What is often not clear to institutions and principal investigators is their role under the GDPR. This is because the institutions and principal investigators are simultaneously data processors for the purposes of gathering clinical trial data on behalf of the sponsor and data controllers for the purposes of recording the medical care provided to the study participants.
Therefore, it is essential at the onset of a study to ensure that the Clinical Trial Agreement completed for each site contains the required Article 28 language and that the respective roles are understood by the parties. Where sites view themselves as data controllers and reject the notion that they are data processors for the sponsor, it may be possible to enter into a data sharing agreement that closely resembles the controller-to-processor agreement to help mitigate the risk of not having the correct language in place.
The administrative burden that these contractual activities impose upon an organization should not be underestimated. The process is time-consuming and negotiations can be slow, especially where there are misunderstandings about intent and content. Therefore, sponsors are strongly advised to begin addressing these contracts early.
Early Planning for GDPR Compliance
While the GDPR was designed to standardize the protection of personal data across the EU, the regulation includes a number of opening clauses that allow member states to introduce their own legislation in certain areas of data protection. Therefore, sponsors and CROs will need to stay abreast of any national distinctions that develop. These distinctions inevitably mean that sponsors and CROs need to be flexible in their approach toward key documentation.

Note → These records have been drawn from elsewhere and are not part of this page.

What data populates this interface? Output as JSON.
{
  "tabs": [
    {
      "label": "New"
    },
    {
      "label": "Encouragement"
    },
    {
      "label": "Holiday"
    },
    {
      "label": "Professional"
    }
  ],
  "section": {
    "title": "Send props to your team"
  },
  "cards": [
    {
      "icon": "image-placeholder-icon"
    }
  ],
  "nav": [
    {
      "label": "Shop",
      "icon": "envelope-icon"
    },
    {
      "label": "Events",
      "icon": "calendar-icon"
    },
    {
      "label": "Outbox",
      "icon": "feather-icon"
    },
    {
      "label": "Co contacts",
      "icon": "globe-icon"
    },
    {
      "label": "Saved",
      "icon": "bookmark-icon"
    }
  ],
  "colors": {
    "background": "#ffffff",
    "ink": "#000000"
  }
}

As a first step toward achieving and maintaining GDPR compliance, sponsors and CROs should focus on data mapping and auditing contractual relationships and technologies to determine what changes are needed to achieve compliance. Beginning this process early in clinical development can help ensure that study start-up proceeds as smoothly as possible.
In the final blogpost of this series, we will explore key considerations for clinical trial recruitment and discuss the nuances of informed consent and data handling.
Note: This material is provided for informational purposes only and not for the purpose of providing legal advice. If you are unsure whether the GDPR applies to a particular study or scenario, we suggest consulting with legal counsel for guidance.